If you were applying for the job of Wife/Mom, this is what it would look like. Now mind you, this is on top of the other full-time job that you do to pay the bills. You know, the one where you need to show up looking neat and clean. Yep, the one that is easy in comparison to this one. Seriously, NO PAY for all this? Ladies, let's march on Washington. Who's with me?

NEVER-ENDING OPEN POSITION: WIFE/MOM

Applications are invited for the position of a manager to a strong-willed team of individuals of varying ages, weight, height and common sense. Plus some pets.

The successful applicant will be required to perform the following functions: lover, mistress, occasional whore, companion, teacher, counselor, financial manager, buying officer, teacher, nurse, chef, nutritionist, decorator, cleaner, driver, child care supervisor, social secretary, and recreation officer.

Should be impervious to blood, urine, poop, vomit and tears when necessary.

Must be able to negotiate with a small person, and like an advance chess player acknowledge future consequences of every move.

Applicants must have unlimited energy and a strong sense of responsibility. They must be independent, self-motivated and able to work under stress, and adaptable enough to handle new developments in the life of the team, including emergencies and crises, in various states of limited personal hygiene and dress.

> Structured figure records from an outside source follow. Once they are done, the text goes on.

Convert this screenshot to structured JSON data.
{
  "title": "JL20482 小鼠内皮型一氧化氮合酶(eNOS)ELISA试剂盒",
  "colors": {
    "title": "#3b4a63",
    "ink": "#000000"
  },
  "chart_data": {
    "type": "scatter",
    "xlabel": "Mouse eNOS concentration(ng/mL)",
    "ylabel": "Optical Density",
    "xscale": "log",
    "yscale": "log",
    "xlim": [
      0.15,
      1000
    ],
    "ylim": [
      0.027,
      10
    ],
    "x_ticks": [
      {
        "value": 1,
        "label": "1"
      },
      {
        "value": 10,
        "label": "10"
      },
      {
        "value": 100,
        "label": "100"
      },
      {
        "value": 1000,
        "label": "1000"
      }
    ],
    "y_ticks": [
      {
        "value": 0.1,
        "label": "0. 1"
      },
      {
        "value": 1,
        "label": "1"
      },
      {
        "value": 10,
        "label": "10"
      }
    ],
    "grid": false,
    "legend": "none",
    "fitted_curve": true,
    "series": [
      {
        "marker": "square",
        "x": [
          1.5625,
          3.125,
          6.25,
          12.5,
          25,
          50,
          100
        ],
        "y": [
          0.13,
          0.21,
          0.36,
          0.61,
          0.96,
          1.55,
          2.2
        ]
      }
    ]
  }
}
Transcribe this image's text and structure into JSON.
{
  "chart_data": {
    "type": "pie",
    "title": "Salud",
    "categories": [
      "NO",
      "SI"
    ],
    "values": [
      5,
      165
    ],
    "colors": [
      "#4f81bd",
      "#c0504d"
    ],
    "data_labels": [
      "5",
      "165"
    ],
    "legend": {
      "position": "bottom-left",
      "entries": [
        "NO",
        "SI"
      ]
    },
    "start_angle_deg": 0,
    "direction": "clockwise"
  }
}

The must be able to communicate with people in all walks of life including in-laws, teachers, doctors, business people, dentists, shop assistants, fast food employees, people who have restrooms you need to use at a moment's notice, teenagers, other people's children and annoying strangers who mean well.

Creativity, sensitivity, compassion and an understanding of people is necessary as the successful applicant will also be responsible for the mental and emotional well-being of the team. An ability to craft things out of pasta is a definite plus.

Must also be able to keep your chin up and tits out for your husband.

HOURS: All waking moments, all sleeping moments (sleep not guaranteed), all the moments in between those and back-to-back 24-hours shifts fueled only by coffee, red wine, Advil, chicken nuggets, crayons and hope.

BENEFITS: Loads of love and hugs but no guaranteed holidays, no sick leave or maternity. No workers comp. Auto club insurance only if you remember to send off the payment, and can find the form.

PAY: Lots of love, sticky kisses, and the occasional macaroni sculpture.